『春斗、ここが中学校?』
『そうみたいだな、なんか、緊張する。』
新しい中学校の前で
緊張のあまりに立ち止まる二人。
そのとき後ろから私を呼ぶ声がした。
『あれー?小春ー?』
ん?
『あ!さおりん!』
さおりんとは、
私が小学校の時に
仲が良かった、活発な女の子。
でも、小学5年の時に急なお父さんの転勤が決まって離ればなれになってしまった。
まさか、また会えるとは!!
『小春変わんないねー!ちょっと、背と髪が伸びたくらい?』
昔はしょっちゅう
さおりんにいじられてたなあ、
『何もかもが変わったよーだ。』
フンッ。
『うそうそ!なんか、雰囲気は変わったね!女の子らしくなってんじゃん!』
はい、実は私もさおりんと一緒に男子とサッカーしていた一人です。
『まあね、さおりんが転校してからは男子と遊ばなくなったからかな。

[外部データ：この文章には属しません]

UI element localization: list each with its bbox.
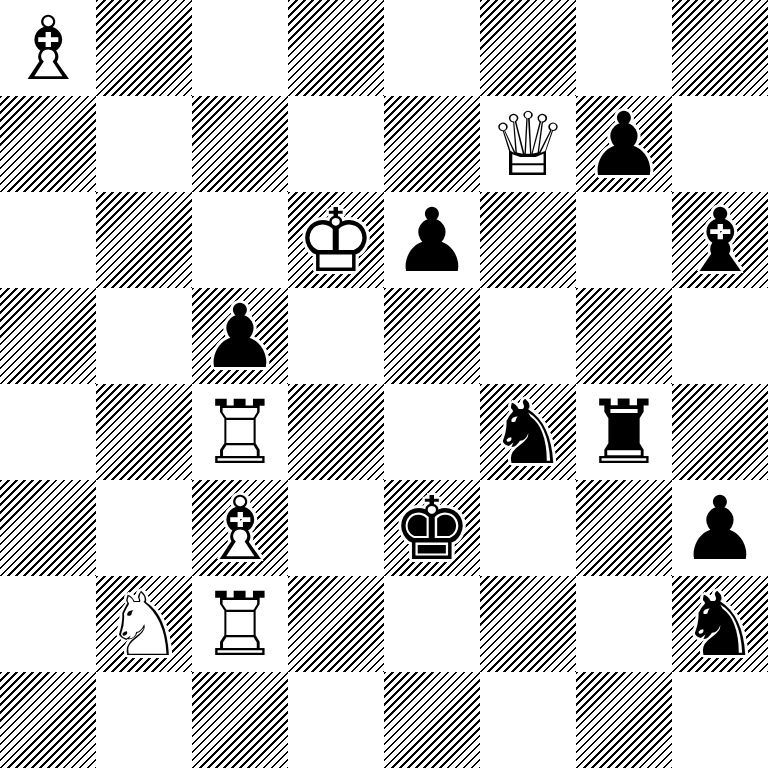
square-g5[interactable] [576,288,672,384]
square-e7[interactable] [384,96,480,192]
white-bishop-icon: ♗ [0,1,96,97]
square-b2[interactable]: ♞♘ [96,576,192,672]
square-f1[interactable] [480,672,576,768]
square-a8[interactable]: ♝♗ [0,0,96,96]
square-c7[interactable] [192,96,288,192]
square-g4[interactable]: ♜♜ [576,384,672,480]
square-e4[interactable] [384,384,480,480]
black-pawn-piece[interactable]: ♟♟ [192,288,288,384]
black-pawn-icon: ♟ [576,97,672,193]
black-knight-piece[interactable]: ♞♞ [480,384,576,480]
square-e3[interactable]: ♚♚ [384,480,480,576]
black-bishop-icon: ♝ [672,193,768,289]
square-a6[interactable] [0,192,96,288]
white-rook-piece[interactable]: ♜♖ [192,576,288,672]
square-d8[interactable] [288,0,384,96]
square-c4[interactable]: ♜♖ [192,384,288,480]
square-h3[interactable]: ♟♟ [672,480,768,576]
square-b5[interactable] [96,288,192,384]
white-king-icon: ♔ [288,193,384,289]
square-b8[interactable] [96,0,192,96]
square-f3[interactable] [480,480,576,576]
square-d5[interactable] [288,288,384,384]
square-b3[interactable] [96,480,192,576]
square-f2[interactable] [480,576,576,672]
square-c5[interactable]: ♟♟ [192,288,288,384]
square-g2[interactable] [576,576,672,672]
square-h7[interactable] [672,96,768,192]
white-bishop-piece[interactable]: ♝♗ [0,0,96,96]
black-pawn-piece[interactable]: ♟♟ [576,96,672,192]
square-a3[interactable] [0,480,96,576]
square-g1[interactable] [576,672,672,768]
square-f6[interactable] [480,192,576,288]
square-d7[interactable] [288,96,384,192]
square-c6[interactable] [192,192,288,288]
black-pawn-icon: ♟ [384,193,480,289]
square-d2[interactable] [288,576,384,672]
square-e8[interactable] [384,0,480,96]
black-knight-piece[interactable]: ♞♞ [672,576,768,672]
square-c3[interactable]: ♝♗ [192,480,288,576]
square-e1[interactable] [384,672,480,768]
square-h5[interactable] [672,288,768,384]
black-king-piece[interactable]: ♚♚ [384,480,480,576]
square-h4[interactable] [672,384,768,480]
white-king-piece[interactable]: ♚♔ [288,192,384,288]
square-b6[interactable] [96,192,192,288]
black-knight-icon: ♞ [480,385,576,481]
black-rook-piece[interactable]: ♜♜ [576,384,672,480]
square-d1[interactable] [288,672,384,768]
black-pawn-icon: ♟ [192,289,288,385]
black-king-icon: ♚ [384,481,480,577]
square-c1[interactable] [192,672,288,768]
black-pawn-piece[interactable]: ♟♟ [672,480,768,576]
square-a5[interactable] [0,288,96,384]
square-d4[interactable] [288,384,384,480]
square-a7[interactable] [0,96,96,192]
black-bishop-piece[interactable]: ♝♝ [672,192,768,288]
square-e2[interactable] [384,576,480,672]
square-a4[interactable] [0,384,96,480]
square-e5[interactable] [384,288,480,384]
square-h1[interactable] [672,672,768,768]
square-b1[interactable] [96,672,192,768]
black-knight-icon: ♞ [672,577,768,673]
square-h2[interactable]: ♞♞ [672,576,768,672]
square-d6[interactable]: ♚♔ [288,192,384,288]
white-rook-piece[interactable]: ♜♖ [192,384,288,480]
white-queen-piece[interactable]: ♛♕ [480,96,576,192]
square-f7[interactable]: ♛♕ [480,96,576,192]
white-knight-piece[interactable]: ♞♘ [96,576,192,672]
square-f8[interactable] [480,0,576,96]
square-d3[interactable] [288,480,384,576]
square-a2[interactable] [0,576,96,672]
square-c2[interactable]: ♜♖ [192,576,288,672]
square-g6[interactable] [576,192,672,288]
white-knight-icon: ♘ [96,577,192,673]
square-g8[interactable] [576,0,672,96]
square-c8[interactable] [192,0,288,96]
white-bishop-piece[interactable]: ♝♗ [192,480,288,576]
square-f5[interactable] [480,288,576,384]
square-e6[interactable]: ♟♟ [384,192,480,288]
square-b7[interactable] [96,96,192,192]
white-queen-icon: ♕ [480,97,576,193]
black-pawn-piece[interactable]: ♟♟ [384,192,480,288]
white-rook-icon: ♖ [192,385,288,481]
square-g7[interactable]: ♟♟ [576,96,672,192]
chess-board: ♝♗♛♕♟♟♚♔♟♟♝♝♟♟♜♖♞♞♜♜♝♗♚♚♟♟♞♘♜♖♞♞ [0,0,768,768]
square-g3[interactable] [576,480,672,576]
white-rook-icon: ♖ [192,577,288,673]
white-bishop-icon: ♗ [192,481,288,577]
square-h8[interactable] [672,0,768,96]
black-pawn-icon: ♟ [672,481,768,577]
square-a1[interactable] [0,672,96,768]
square-h6[interactable]: ♝♝ [672,192,768,288]
square-f4[interactable]: ♞♞ [480,384,576,480]
black-rook-icon: ♜ [576,385,672,481]
square-b4[interactable] [96,384,192,480]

』
『ごめんごめん』
さおりんが、笑いながら言った。
『ねえねえお二人さん。俺のこと忘れてない??』
あ、春斗。
『ごめん、つい話し込んじゃって。』
すると、さおりんが
『春斗じゃん!全然気がつかなかったよ!』
『ひどいな、九条。』
あ、申し遅れました。
さおりんは、九条さおりという名前です。